Product Rankings with Bayesian Estimation

To demonstrate using Bayesian estimation for product rankings versus ranking products by their average rating, I scraped product data from Sephora's website. You can read more about Bayesian estimation on my website

Scraping the Data

To run the web scraper, fork or download this repository and navigate to the folder in a terminal window. Then type

python sephora_scraper.py

The web scraper takes a minute or two to run. The output will be saved to a pickle file called sephora_data.pkl.

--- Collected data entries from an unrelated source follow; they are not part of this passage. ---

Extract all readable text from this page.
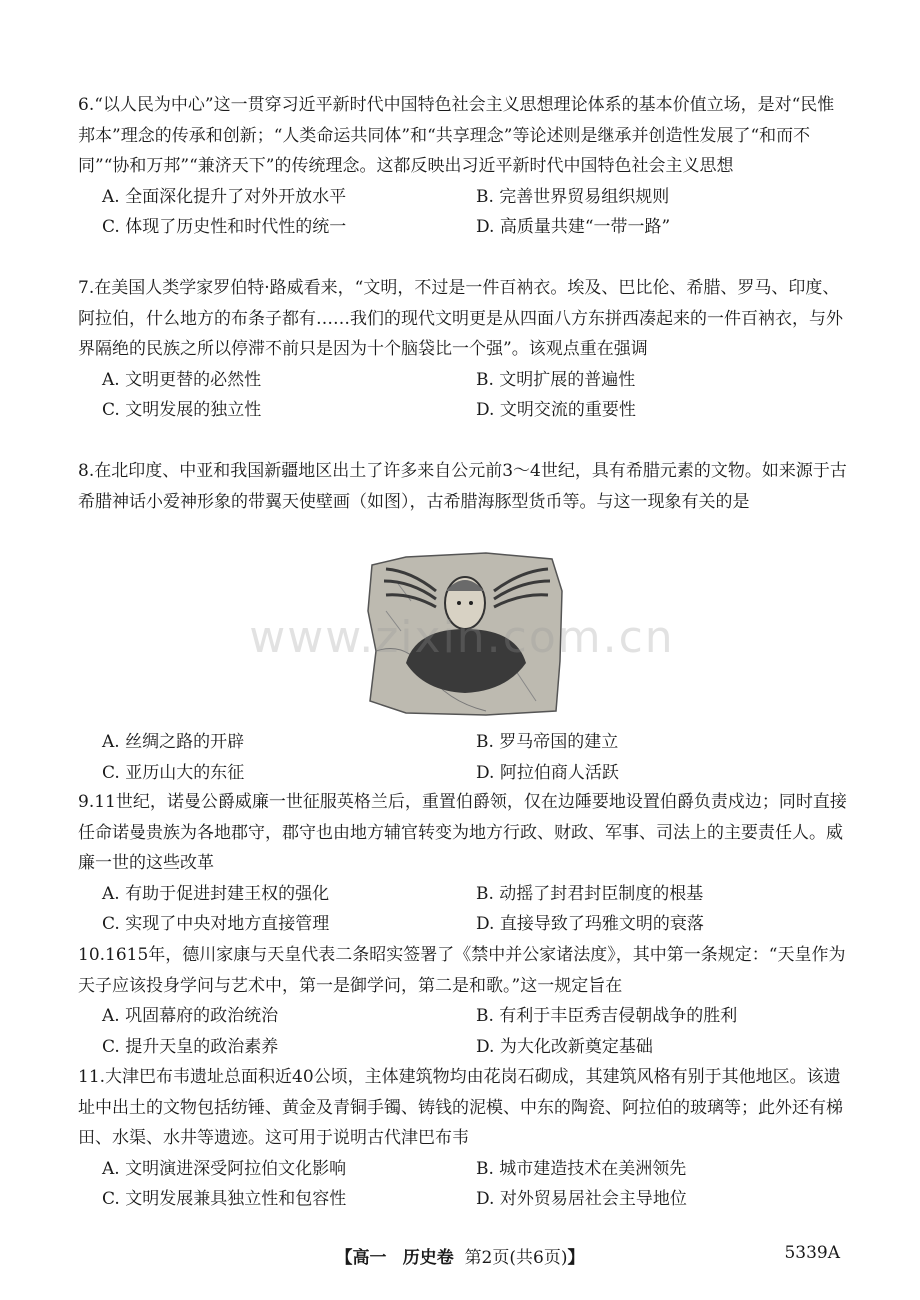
6.“以人民为中心”这一贯穿习近平新时代中国特色社会主义思想理论体系的基本价值立场，是对“民惟邦本”理念的传承和创新；“人类命运共同体”和“共享理念”等论述则是继承并创造性发展了“和而不同”“协和万邦”“兼济天下”的传统理念。这都反映出习近平新时代中国特色社会主义思想
A. 全面深化提升了对外开放水平	B. 完善世界贸易组织规则
C. 体现了历史性和时代性的统一	D. 高质量共建“一带一路”
7.在美国人类学家罗伯特·路威看来，“文明，不过是一件百衲衣。埃及、巴比伦、希腊、罗马、印度、阿拉伯，什么地方的布条子都有……我们的现代文明更是从四面八方东拼西凑起来的一件百衲衣，与外界隔绝的民族之所以停滞不前只是因为十个脑袋比一个强”。该观点重在强调
A. 文明更替的必然性	B. 文明扩展的普遍性
C. 文明发展的独立性	D. 文明交流的重要性
8.在北印度、中亚和我国新疆地区出土了许多来自公元前3～4世纪，具有希腊元素的文物。如来源于古希腊神话小爱神形象的带翼天使壁画（如图），古希腊海豚型货币等。与这一现象有关的是
www.zixin.com.cn
A. 丝绸之路的开辟	B. 罗马帝国的建立
C. 亚历山大的东征	D. 阿拉伯商人活跃
9.11世纪，诺曼公爵威廉一世征服英格兰后，重置伯爵领，仅在边陲要地设置伯爵负责戍边；同时直接任命诺曼贵族为各地郡守，郡守也由地方辅官转变为地方行政、财政、军事、司法上的主要责任人。威廉一世的这些改革
A. 有助于促进封建王权的强化	B. 动摇了封君封臣制度的根基
C. 实现了中央对地方直接管理	D. 直接导致了玛雅文明的衰落
10.1615年，德川家康与天皇代表二条昭实签署了《禁中并公家诸法度》，其中第一条规定：“天皇作为天子应该投身学问与艺术中，第一是御学问，第二是和歌。”这一规定旨在
A. 巩固幕府的政治统治	B. 有利于丰臣秀吉侵朝战争的胜利
C. 提升天皇的政治素养	D. 为大化改新奠定基础
11.大津巴布韦遗址总面积近40公顷，主体建筑物均由花岗石砌成，其建筑风格有别于其他地区。该遗址中出土的文物包括纺锤、黄金及青铜手镯、铸钱的泥模、中东的陶瓷、阿拉伯的玻璃等；此外还有梯田、水渠、水井等遗迹。这可用于说明古代津巴布韦
A. 文明演进深受阿拉伯文化影响	B. 城市建造技术在美洲领先
C. 文明发展兼具独立性和包容性	D. 对外贸易居社会主导地位
【高一 历史卷 第2页(共6页)】	5339A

Since Sephora's website utilizes Angularjs, BeautifulSoup does not work to scrape the data. I solved this by parsing through the raw html string using regular expressions. For example, line 27 in sephora_scraper.py:

products = unicode(re.search(r"(?<=products).*?(?=meta)", html).group(0)).replace('}}],"', '}}').replace('":[{', '{')

This line takes a slice of the html string between the words products and meta, then deletes some of the bracket junk at the start and end of the returned string.

products appears to be a JSON object loaded with the web page. In lines 29 to 48 of sephora_scraper.py, I split the JSON string into seperate products, then read the data for each product using the python json package, and save the information that I want to use into a python dictionary.

Lines 50 to 63 then loads each product page to add additional data to the dictionary that isn't available on the product search page, and saves out the dictionary to a pickle file.

Transforming the Data

Start a Jupyter notebook with the command

ipython notebook

Open the notebook sephora_data_clean.ipynb. Running the cells in the notebook will

  • read in the pickled data file
  • transform the data into a pandas dataframe
  • add a column for the Bayesian estimate
  • output two csv files, sephora.csv and sephora-table.csv

The two csv files are utilized by the javascript file, sephora.js, to create a table and some d3 charts. If you run the web scraper and Jupyter notebook, you will overwrite the csv files downloaded with this repository.

Visualizations

The code for the data visualizations is in the visualizations folder. To view in a web browser, navigate to this folder in a terminal window and start a local server with the command

python -m SimpleHTTPServer

then open a web browser and navigate to localhost:8000.